Según el gobierno esloveno, el padre Opeka y la comunidad de Akamasoa son el símbolo de un compromiso concreto y global en la lucha contra la pobreza, la marginación y la injusticia.
El padre Pedro ha librado muchas batallas contra la pobreza, dando esperanza a quienes viven en los márgenes de la sociedad y ofreciéndoles nuevas oportunidades para una vida más digna. Lleva casi 50 años ayudando a los más pobres entre los pobres, a los sin techo y a los últimos, permitiéndoles llevar una vida independiente, proporcionándoles educación, trabajo e independencia financiera.
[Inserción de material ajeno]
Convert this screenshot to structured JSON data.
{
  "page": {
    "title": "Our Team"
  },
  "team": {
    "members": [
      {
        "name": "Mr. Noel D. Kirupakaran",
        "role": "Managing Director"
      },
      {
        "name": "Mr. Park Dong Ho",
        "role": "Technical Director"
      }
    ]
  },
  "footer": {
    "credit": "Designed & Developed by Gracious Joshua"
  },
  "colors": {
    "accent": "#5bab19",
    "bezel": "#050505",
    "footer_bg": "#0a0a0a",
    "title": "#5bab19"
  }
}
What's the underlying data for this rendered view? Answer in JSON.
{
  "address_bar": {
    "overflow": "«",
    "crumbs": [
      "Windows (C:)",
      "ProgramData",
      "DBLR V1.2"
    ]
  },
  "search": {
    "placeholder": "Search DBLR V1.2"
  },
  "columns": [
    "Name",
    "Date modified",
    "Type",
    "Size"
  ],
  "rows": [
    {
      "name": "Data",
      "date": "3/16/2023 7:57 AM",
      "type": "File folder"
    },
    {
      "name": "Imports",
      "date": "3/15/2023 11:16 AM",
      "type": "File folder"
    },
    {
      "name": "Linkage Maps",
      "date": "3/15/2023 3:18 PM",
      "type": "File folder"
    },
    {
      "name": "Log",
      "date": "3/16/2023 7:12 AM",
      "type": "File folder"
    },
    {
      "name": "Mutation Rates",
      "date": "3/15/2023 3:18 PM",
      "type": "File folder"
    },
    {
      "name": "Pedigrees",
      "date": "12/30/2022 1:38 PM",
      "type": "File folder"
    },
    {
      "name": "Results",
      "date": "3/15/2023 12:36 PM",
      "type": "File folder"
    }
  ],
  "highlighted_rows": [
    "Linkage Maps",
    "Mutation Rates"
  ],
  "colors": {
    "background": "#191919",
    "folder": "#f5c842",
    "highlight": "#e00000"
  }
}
La comunidad que antes era un tiradero de basura abarca ahora más de 18 aldeas, donde personas y familias que antes no tenían hogar viven en más de 4 mil casas de ladrillo. Ofrece a los niños y jóvenes una educación integral, desde el jardín de infantes hasta la universidad, y en la actualidad unos 13 mil están incluidos en el sistema escolar.
Unos 500 nativos trabajan en la «Ciudad de la Amistad», mientras que un total de 4.000 personas trabajan en las canteras, en las pequeñas granjas y en los diversos talleres y tiendas. Además de Akamasoa, el padre Opeka ha creado varias estructuras educativas en el país, ahora gestionadas por instituciones estatales.
Entre otras cosas, el religioso enseña a los jóvenes a respetar la naturaleza, apoya firmemente la reforestación y la protección de los bosques -el 70% de los cuales han sido destruidos en Madagascar- y cada año, junto con muchos jóvenes, planta unos 50.000 plantones.